Darfur: What really lies behind the Darfur humanitarian disaster
The Darfur humanitarian disaster has cast a shadow on the beginning of the 21st century and third millennium. If there is goodwill, it could be resolved overnight; or it could drag on for decades as the case has been with the civil war in southern Sudan.
According to the official version put out by the Sudanese government, it is a run-of-the-mill tribal conflict – African land-tilling tribes and nomadic herders of Arab descent came to blows in 2003 over fertile lands. Unfortunately, the figures that have reached the public through the UNHCR, Red Cross and Darfur refugees tell a different story. The conflict re-intensified suddenly in 2006. In December of last year, the UN human rights council decided to form a high-level expert mission to investigate the situation and present their report and proposals on what to do next. The writer of this article was the only expert from Europe on this mission.

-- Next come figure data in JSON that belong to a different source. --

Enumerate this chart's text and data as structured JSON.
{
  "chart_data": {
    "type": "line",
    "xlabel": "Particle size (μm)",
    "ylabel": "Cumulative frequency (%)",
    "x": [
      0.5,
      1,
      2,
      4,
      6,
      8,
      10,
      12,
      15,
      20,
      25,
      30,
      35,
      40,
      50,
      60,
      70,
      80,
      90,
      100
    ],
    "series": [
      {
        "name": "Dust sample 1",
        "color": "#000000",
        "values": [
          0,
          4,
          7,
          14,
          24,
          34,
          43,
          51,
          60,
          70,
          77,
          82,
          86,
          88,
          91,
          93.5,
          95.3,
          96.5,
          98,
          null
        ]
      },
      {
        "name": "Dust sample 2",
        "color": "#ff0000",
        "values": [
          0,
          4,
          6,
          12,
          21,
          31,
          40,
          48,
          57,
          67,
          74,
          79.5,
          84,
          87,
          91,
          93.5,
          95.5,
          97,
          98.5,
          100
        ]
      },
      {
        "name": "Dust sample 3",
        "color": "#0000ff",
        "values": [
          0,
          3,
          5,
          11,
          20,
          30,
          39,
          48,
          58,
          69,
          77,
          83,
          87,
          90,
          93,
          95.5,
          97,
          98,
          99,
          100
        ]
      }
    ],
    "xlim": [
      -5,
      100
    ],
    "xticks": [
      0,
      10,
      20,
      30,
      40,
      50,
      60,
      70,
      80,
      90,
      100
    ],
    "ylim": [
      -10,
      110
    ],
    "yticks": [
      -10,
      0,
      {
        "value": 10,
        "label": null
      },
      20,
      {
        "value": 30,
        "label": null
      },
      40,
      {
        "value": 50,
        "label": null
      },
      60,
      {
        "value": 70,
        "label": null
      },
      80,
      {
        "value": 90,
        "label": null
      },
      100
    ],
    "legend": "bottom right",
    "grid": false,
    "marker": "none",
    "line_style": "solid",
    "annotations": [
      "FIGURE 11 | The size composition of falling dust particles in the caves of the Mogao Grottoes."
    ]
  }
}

By February 2004, the Sudanese government had changed its position regarding the UN mission and on various pretexts the Sudanese representation in Geneva would not issue visas to mission members (nor would the embassy in Addis Ababa) and the mission did not make it to Darfur. Operating on the mandate of the UN Human Rights Council, the mission visited the headquarters of the African Union seated in Addis Ababa and the camps for the Darfurian refugees in eastern Chad. On 16 March 2007, the report was presented to the UN Human Rights Council.
The picture that developed regarding Darfur’s problems during the mission’s work is markedly different from the official Sudanese version. Darfur can be considered a case of a conflict between newer Arab settlers and indigenous inhabitants (with the government clearly favouring the settlers, if not to say goading them on) as well as a case of government interest in getting control of the tribal lands currently held by the land-tilling tribes. Here we start to see why the Sudanese government did not wish to see a high-level UN mission in Darfur. This is no religious war, since Darfur is Islamic. Yes, there were complaints about racist statements from the Arab side. But the most credible reasons seem to be economic reasons. Southern Sudan is rich in oil, and Darfur is thought to be similarly well-endowed in natural resources. It seems that the Sudanese government is holding the solution to the Darfur humanitarian disaster. But they are not ready to resolve the problem using political means. And so the bloodshed continues.
There is no trust in the African Union peacekeeping forces. The strong intervention of the UN is awaited. Will it come? Time will tell.